We appreciate the interest of Drs Sagar and Vijhani regarding our study, which reported our experience with midodrine use in patients recovering from septic shock. In answer to their questions:
Median ICU length of stay (LOS) was 8 days in the IV vasopressor-only group and 4 days in the IV vasopressor with midodrine group (P = .017). ICU LOS was calculated using midnight bed occupancy days as recommended by Marik and Hedman (Table 1).
Median Acute Physiology and Chronic Health Evaluation (APACHE IV) scores were 83 in the IV vasopressor-only group and 77.5 in the IV vasopressor with midodrine group (P = .55) (Table 2).
Regarding the 18 patients discharged on midodrine, disposition and dosing were varied. Seven patients were discharged to hospice care, and one patient was transferred to another facility. Four patients were discharged home taking midodrine during hemodialysis only, which is a common safe practice. Six patients were discharged to rehabilitation centers, and the highest dosage at discharge was 10 mg tid.
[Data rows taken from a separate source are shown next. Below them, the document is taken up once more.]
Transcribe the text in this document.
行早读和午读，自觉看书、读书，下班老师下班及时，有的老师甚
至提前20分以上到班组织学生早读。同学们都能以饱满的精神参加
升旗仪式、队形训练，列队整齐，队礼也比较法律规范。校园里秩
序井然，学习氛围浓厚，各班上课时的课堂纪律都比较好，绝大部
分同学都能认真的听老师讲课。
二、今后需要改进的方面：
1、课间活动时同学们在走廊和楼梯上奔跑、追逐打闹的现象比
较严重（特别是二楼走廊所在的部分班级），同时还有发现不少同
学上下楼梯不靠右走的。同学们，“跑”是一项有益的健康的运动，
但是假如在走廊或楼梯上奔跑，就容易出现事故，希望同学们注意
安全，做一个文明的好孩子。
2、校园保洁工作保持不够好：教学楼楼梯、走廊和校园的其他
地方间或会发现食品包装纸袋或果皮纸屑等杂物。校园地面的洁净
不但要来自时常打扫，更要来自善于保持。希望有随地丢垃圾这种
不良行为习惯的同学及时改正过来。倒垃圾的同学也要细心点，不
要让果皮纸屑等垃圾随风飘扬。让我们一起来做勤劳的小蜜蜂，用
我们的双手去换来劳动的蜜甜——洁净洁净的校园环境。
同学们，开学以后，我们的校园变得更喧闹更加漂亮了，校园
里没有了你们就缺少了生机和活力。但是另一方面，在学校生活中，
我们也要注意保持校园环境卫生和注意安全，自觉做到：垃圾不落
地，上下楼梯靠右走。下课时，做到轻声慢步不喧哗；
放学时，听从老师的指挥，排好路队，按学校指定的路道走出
As these patients were discharged after transfer to the primary team from the ICU, we cannot comment on the treatment or discharge decisions regarding midodrine use. We also cannot comment on the outpatient duration, down titration, or outcomes of midodrine therapy in these patients. For a hospital inpatient, we recommend decremental titration of midodrine by 5 to 10 mg per dose on a daily basis until discontinuation while monitoring for hypotension or symptoms. If hypotension occurs, the prior stable midodrine dose should be reinstated. We do not recommend the routine use of daily midodrine for outpatients during recovery from septic shock.